About poster 3
Introduction
This poster focuses on using conventions as a way of structuring drama work. The images show students and performers using a variety of dramatic conventions in a process drama and in performances for an audience. Both sets of images are grouped around the photograph of a late-nineteenth-century miner’s wedding: the Hawthorne Wedding, Pūponga (in Golden Bay).
The image of the miner’s wedding provides the pretext for the process drama images grouped immediately around it. The conventions illustrated (captioned in white on poster 3) are:
- reading and writing in role (image 2)
- freeze frame (image 4)
- hot seating (image 6)
- speaking thoughts aloud (image 8)
- conscience alley (image 10).
The key information section includes a commentary by teacher Sarah Marino on how she used these conventions in a process drama based on the miner’s wedding and on why she chose them.

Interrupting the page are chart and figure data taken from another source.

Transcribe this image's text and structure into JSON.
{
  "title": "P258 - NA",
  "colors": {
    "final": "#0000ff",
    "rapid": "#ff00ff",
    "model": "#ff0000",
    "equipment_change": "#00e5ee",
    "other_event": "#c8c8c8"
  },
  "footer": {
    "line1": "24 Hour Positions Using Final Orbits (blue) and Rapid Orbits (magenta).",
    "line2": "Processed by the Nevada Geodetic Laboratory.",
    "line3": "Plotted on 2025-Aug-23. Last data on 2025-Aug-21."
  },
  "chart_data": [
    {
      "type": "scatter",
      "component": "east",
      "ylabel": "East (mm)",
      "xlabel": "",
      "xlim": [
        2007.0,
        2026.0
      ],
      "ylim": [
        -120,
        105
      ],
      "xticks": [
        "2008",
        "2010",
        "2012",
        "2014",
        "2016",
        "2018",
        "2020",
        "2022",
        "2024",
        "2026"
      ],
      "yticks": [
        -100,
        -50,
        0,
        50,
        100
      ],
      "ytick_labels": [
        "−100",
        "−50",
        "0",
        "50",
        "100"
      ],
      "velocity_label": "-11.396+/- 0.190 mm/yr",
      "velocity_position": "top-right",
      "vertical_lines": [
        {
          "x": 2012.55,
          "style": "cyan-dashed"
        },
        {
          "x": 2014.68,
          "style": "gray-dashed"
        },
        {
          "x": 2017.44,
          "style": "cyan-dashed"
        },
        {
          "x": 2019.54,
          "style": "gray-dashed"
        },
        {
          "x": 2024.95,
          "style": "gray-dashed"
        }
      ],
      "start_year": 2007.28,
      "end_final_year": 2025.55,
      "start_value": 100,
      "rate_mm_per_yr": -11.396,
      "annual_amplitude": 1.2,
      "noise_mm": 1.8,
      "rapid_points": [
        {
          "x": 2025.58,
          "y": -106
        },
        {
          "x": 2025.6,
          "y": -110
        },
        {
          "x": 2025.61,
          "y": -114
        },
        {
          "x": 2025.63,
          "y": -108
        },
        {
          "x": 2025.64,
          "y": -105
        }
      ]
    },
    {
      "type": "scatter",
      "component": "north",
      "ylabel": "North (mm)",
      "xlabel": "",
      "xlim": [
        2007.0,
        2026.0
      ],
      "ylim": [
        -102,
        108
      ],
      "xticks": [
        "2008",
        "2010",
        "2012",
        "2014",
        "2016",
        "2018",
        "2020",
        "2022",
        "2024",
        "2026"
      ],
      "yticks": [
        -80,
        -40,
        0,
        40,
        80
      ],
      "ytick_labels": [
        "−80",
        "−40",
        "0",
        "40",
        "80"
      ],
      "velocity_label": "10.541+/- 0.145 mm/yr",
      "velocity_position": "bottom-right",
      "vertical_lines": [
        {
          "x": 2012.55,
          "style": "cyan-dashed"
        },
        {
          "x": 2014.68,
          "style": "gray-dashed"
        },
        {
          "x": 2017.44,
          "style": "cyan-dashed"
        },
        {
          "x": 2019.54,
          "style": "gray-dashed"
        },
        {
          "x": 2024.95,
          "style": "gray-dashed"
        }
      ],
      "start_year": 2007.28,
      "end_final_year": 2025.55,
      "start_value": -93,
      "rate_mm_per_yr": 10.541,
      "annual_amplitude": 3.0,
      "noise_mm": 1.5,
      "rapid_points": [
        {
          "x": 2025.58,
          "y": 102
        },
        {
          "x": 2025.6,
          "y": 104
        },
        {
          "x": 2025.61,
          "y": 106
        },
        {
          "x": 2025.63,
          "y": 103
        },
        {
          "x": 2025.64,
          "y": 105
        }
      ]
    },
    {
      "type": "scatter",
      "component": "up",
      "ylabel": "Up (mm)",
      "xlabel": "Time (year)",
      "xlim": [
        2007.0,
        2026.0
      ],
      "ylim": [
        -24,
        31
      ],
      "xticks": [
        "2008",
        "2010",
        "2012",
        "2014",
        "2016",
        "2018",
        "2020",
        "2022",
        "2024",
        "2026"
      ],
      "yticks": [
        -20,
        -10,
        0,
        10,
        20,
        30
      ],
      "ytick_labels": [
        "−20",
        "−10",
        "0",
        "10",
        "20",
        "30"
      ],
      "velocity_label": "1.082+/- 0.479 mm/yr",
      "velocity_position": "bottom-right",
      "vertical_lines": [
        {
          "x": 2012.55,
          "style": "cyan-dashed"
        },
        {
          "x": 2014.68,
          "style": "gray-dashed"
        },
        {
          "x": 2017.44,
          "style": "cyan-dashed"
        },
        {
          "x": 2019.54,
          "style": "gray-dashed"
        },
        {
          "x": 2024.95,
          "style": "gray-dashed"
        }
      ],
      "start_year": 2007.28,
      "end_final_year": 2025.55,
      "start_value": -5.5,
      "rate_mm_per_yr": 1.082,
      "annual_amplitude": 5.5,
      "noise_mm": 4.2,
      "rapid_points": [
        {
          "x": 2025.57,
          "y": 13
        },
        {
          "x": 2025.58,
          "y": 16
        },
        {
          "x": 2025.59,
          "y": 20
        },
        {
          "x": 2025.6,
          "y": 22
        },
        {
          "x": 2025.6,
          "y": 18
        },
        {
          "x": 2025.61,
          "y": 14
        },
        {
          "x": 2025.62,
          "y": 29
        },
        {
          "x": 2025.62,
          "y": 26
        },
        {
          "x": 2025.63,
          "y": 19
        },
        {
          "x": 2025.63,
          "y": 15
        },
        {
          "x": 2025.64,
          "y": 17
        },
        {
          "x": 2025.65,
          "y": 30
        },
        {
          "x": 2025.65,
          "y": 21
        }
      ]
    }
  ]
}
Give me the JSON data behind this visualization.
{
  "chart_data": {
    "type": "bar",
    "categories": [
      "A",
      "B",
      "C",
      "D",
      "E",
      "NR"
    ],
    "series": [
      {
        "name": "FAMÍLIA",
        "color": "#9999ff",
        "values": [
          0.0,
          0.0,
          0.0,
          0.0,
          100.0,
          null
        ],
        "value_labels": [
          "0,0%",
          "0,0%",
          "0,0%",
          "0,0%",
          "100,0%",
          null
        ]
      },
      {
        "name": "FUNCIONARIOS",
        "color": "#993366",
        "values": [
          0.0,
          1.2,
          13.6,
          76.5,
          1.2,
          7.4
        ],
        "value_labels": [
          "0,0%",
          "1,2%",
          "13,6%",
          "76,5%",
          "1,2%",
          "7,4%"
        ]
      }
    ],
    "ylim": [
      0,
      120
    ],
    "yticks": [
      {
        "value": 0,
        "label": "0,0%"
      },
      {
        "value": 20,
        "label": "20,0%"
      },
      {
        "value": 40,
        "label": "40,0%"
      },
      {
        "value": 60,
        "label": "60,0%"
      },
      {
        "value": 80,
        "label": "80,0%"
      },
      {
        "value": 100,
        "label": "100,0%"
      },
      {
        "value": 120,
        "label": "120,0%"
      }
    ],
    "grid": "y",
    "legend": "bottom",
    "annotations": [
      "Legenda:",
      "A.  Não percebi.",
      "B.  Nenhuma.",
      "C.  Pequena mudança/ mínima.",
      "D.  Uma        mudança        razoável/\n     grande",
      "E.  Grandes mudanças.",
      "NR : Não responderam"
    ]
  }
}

The outermost images show the same or similar conventions in performance contexts. These conventions (captioned in green on poster 3) are:
- reading in role (image 1)
- monologue (image 3)
- freeze frame (image 7)
- chorus (image 9)
- speaking thoughts aloud (image 11).
More detailed notes on using these conventions in the context of devised drama follow in the section key information.
Note: All references to poster images are to the images on this poster unless otherwise indicated.
List of images on poster 3
Title sequence (child dressing up)
- Student rehearsing as Lady Macbeth, Wellington High School.
- Carol Smith in Oleanna, Downstage Theatre.
- The Miner’s Wedding: The Pretext: Hawthorne Wedding, Pūponga, reproduced courtesy of Nelson Provincial Museum from the Tyree Studio Collection.
- Noa Campbell in Toi Whakaari: New Zealand Drama School’s Go Solo 2003.
- The Young Shakespeare Company 2004.
- Ngaio Marsh production of Macbeth, 1947.
Photos 2, 4, 6, 8, and 10: process drama, The Miner’s Wedding, Otari School.